Overview

In-line evaluations provide a streamlined method for adding evaluations directly to any span within your trace. This approach simplifies the process compared to setting attributes and defining evaluation tasks with filters. With in-line evaluations, you can define and execute an evaluation from our AI Evaluations library within the context of a specific span, and the results will be automatically linked.

How it works

When you call evaluator.evaluate() with the trace_eval=True parameter inside an active span, the evaluation is executed, and its results are attached to that span as attributes. This allows you to see evaluation results directly in the context of the operation you are tracing, like an LLM call.

Usage

Here’s how to get started with in-line evaluations.

1. Setup and Initialization

First, you need to set up your environment, register a tracer, and initialize the Evaluator.

import os
import openai
from fi_instrumentation import register, FITracer
from fi_instrumentation.fi_types import (
    ProjectType
)
from fi.evals import Evaluator


# Register the tracer
trace_provider = register(
    project_type=ProjectType.OBSERVE,
    project_name="YOUR_PROJECT_NAME",
    set_global_tracer_provider=True
)

# Initialize the Evaluator
evaluator = Evaluator(fi_api_key=os.getenv("FI_API_KEY"), fi_secret_key=os.getenv("FI_SECRET_KEY"))

client = openai.OpenAI()
tracer = FITracer(trace_provider.get_tracer(__name__))

2. Configure and Run In-line Evaluations

To link an evaluation to a specific part of your code, run the evaluation within a span’s context. The span will be automatically linked to the evaluation result.

with tracer.start_as_current_span("parent_span") as span:
    completion = client.chat.completions.create(
        model="gpt-4o",
        messages=[{"role": "user", "content": "hi how are you?"}],
    )
    
    span.set_attribute("raw.input", "hi how are you?")
    span.set_attribute("raw.output", completion.choices[0].message.content)

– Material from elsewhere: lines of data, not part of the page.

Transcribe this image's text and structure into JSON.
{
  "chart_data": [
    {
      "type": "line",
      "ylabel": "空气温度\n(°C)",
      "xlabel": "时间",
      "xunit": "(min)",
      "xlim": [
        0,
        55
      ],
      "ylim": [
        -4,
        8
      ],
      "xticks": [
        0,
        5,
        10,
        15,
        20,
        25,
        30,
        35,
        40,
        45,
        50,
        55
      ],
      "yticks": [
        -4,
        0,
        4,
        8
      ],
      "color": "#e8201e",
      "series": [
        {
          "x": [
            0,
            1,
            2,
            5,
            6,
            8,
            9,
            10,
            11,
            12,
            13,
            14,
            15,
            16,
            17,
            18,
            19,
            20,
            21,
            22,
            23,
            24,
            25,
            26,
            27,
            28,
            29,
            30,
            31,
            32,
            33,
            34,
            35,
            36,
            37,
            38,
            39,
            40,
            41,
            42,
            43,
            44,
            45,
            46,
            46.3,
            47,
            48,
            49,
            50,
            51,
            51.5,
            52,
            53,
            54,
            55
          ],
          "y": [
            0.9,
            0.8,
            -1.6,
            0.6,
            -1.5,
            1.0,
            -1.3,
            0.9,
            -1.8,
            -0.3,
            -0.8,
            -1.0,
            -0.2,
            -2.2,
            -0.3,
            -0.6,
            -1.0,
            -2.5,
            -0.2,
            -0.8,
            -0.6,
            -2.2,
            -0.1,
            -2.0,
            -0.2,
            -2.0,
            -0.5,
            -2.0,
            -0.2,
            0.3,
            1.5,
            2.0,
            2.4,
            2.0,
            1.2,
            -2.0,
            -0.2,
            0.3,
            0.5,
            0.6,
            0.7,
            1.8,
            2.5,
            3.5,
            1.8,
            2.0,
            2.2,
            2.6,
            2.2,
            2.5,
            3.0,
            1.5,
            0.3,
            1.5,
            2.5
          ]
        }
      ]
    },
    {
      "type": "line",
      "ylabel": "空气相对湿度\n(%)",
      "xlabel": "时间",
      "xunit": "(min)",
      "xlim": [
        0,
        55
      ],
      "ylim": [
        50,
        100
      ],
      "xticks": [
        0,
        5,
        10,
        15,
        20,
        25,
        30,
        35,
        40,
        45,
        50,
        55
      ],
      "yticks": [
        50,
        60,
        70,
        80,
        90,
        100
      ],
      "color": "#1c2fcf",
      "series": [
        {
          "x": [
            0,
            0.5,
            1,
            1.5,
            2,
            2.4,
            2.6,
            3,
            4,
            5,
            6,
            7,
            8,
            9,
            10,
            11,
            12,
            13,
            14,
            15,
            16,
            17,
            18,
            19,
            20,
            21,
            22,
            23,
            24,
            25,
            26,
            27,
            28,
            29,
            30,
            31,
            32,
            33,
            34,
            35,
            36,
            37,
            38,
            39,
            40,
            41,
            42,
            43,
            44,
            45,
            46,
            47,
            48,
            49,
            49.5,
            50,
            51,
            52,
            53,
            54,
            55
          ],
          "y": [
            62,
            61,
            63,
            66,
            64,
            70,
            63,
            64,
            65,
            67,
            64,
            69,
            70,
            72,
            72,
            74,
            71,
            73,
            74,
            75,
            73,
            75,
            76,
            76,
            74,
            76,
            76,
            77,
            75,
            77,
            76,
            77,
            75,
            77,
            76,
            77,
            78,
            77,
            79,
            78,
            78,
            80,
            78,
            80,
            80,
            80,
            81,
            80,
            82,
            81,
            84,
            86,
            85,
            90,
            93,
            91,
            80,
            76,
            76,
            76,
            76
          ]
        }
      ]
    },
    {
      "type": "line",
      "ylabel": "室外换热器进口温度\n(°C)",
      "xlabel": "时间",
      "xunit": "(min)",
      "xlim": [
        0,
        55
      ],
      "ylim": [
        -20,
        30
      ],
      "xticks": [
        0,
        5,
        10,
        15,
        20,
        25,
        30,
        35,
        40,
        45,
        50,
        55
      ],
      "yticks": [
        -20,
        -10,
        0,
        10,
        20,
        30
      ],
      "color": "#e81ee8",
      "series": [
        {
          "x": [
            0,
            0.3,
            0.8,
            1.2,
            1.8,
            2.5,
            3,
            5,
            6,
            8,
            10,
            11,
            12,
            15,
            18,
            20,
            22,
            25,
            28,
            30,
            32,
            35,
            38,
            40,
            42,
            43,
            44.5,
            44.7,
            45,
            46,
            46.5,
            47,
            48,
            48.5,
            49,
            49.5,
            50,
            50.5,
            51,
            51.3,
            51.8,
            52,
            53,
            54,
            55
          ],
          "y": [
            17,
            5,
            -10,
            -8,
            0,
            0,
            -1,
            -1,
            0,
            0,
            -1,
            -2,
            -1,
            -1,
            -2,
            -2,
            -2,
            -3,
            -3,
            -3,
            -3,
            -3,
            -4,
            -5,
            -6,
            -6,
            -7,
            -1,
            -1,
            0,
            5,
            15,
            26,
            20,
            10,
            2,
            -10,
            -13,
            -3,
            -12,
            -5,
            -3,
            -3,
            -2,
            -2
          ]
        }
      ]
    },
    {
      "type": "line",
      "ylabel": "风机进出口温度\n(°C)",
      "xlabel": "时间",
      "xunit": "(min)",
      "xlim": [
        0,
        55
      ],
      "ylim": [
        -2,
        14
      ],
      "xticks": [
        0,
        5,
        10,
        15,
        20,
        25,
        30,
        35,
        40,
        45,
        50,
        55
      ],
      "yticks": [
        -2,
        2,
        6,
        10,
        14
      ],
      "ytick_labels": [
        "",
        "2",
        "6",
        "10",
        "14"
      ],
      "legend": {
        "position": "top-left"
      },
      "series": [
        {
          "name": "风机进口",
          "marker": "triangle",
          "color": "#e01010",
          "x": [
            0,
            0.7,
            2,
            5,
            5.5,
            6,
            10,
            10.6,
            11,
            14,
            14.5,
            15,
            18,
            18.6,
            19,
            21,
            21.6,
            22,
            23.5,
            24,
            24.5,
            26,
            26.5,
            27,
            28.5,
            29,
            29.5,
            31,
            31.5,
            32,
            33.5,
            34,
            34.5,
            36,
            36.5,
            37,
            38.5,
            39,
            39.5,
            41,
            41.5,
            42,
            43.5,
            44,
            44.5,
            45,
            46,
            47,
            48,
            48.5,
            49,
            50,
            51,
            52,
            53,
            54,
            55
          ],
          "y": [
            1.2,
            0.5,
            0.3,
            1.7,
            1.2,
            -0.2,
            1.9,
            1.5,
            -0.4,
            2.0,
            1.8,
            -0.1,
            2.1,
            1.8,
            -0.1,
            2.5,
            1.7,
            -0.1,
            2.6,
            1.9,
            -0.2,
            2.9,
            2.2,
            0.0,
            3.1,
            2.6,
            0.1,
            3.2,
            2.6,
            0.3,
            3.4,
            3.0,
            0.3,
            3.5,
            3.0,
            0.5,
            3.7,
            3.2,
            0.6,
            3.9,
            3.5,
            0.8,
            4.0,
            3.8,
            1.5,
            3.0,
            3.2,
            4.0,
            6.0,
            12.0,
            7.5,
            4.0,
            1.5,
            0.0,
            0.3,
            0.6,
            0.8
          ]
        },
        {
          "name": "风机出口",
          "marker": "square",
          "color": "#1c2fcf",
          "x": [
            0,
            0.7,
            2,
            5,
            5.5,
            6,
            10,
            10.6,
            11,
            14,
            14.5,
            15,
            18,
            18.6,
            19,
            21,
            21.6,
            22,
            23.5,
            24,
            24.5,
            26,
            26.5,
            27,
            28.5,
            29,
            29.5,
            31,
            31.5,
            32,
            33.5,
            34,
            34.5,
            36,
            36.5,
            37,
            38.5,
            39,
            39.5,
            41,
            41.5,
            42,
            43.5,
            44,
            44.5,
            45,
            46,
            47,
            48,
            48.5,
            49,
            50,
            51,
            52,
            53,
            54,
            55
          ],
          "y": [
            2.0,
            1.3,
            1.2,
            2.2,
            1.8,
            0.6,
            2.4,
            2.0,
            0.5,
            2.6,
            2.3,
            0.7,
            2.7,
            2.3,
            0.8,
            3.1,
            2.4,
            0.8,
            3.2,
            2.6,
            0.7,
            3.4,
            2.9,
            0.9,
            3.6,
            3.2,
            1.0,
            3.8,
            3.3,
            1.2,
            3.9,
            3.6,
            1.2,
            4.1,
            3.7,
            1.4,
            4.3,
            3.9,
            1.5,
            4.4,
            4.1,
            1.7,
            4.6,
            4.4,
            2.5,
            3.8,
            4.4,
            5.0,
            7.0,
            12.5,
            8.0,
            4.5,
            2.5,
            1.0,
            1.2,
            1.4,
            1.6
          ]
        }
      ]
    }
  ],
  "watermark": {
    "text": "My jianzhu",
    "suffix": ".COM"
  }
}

    # Define evaluation configs
    config_groundedness = {
        "eval_templates" : "groundedness",
        "inputs" : {
            "input": "hi how are you?",
            "output": completion.choices[0].message.content,
        },
        "model_name" : "turing_large"
    }

    # Run the evaluations with trace_eval=True
    eval_result1 = evaluator.evaluate(
        **config_groundedness, 
        custom_eval_name="groundedness_check", 
        trace_eval=True
    )

    print(eval_result1)

Key Parameters

When calling evaluator.evaluate():

  • trace_eval=True: This is the essential parameter that enables the in-line evaluation feature. It tells the system to find the current active span and attach the evaluation results to it.
  • custom_eval_name: This parameter is required and provides a unique, human-readable name for your evaluation instance. It helps distinguish between multiple evaluations, especially of the same type, within a trace. The name will appear in the UI.